Compressa de camomila  

Adicione algumas gotas de óleo de camomila num pequeno pano de algodão, aqueça o pano num saquinho de plástico entre dois sacos de água quente. Aqueça também um pano de flanela. Remova a compressa quente do saquinho de plástico e coloque-a sobre o estômago cobrindo com a flanela e embrulhando-a à volta da barriga. Pode manter durante 1 hora ou mais.

7. Dores de ouvido

Nota: Caso a criança passe frequentemente a mãozinha na região do ouvido, em vez de pressionar a cartilagem anterior da orelha, deve suspeitar-se mais de infeção na boca do que de dor de ouvido.

Saquinho de cebola

Cortar ½  cebola aos pedaços, embrulhar num tecido ou num saquinho e colocá-lo no ouvido da criança. Poderá manter o saquinho com um gorro. A cebola pode ser levemente aquecida (dentro do saquinho)  através do vapor de água quente, de modo a ser mais agradável para a criança.

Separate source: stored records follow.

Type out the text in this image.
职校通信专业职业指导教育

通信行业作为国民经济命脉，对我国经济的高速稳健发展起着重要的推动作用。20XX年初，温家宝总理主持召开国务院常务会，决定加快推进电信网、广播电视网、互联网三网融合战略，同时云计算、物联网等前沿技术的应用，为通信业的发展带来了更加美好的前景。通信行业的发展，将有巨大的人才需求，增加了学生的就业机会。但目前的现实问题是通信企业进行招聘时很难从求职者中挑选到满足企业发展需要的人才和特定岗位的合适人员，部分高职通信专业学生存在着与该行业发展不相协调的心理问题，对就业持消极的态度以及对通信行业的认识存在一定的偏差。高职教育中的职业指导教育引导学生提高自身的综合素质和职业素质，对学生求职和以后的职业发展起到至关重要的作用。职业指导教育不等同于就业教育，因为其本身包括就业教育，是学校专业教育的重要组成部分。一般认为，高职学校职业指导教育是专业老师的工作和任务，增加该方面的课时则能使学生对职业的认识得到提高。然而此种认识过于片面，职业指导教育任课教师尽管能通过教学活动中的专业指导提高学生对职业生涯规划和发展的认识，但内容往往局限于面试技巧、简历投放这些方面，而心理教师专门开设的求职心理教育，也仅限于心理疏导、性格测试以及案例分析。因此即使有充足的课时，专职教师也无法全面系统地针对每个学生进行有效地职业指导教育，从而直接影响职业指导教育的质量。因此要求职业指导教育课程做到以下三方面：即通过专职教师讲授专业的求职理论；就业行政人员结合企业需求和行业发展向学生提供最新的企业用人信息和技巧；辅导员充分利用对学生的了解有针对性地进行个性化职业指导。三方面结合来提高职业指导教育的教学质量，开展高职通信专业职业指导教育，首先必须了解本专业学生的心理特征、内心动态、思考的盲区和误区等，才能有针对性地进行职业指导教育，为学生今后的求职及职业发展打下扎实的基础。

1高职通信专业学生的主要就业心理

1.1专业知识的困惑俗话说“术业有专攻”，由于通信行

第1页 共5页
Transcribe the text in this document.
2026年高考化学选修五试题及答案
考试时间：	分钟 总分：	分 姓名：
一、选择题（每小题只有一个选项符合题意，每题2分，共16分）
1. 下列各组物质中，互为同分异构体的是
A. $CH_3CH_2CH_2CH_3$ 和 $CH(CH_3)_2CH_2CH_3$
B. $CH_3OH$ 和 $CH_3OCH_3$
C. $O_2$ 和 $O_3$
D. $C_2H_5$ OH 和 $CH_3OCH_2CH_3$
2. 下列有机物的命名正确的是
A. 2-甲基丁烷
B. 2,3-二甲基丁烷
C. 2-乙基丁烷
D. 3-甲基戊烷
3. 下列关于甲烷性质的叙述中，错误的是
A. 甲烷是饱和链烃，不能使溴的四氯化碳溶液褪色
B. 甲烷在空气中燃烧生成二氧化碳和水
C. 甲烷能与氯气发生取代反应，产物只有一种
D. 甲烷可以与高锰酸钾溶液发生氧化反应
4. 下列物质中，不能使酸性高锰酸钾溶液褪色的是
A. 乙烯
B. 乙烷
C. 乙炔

8. Dores na região do tórax

Quando há irritação da mucosa das vias respiratórias, geralmente ocorre dor ao tossir e ao respirar. Pode aliviar-se a dor com vaporizações quentes, chá para tosse adoçado com mel (conforme idade da criança) e aplicando compressas de óleo no tórax (óleo de alfazema, de eucalipto ou pinho, devidamente diluídos em óleo de sésamo ou azeite).

 

9. Febre alta

Compressa de limão

Esmague ½  limão numa taça grande com água quente. Embeba uma gaze na água com limão, sacuda-a cuidadosamente e embrulhe-a em torno dos pés da criança, até aos joelhos. Antes de arrefecer, seque a criança e mantenha os pés quentinhos com meias de lã.limao

 

10. Hemorragia nasal

Colocar a criança sentada numa cadeira, com o tronco direito e a cabeça levemente inclinada para a frente. Fechar as narinas na zona onde não há osso, pressionando. Após 5 minutos (contados no relógio) soltar, fazer a criança assoar o nariz e verificar se ocorre novo sangramento. Se após 10 minutos a hemorragia perdurar, consultar um médico.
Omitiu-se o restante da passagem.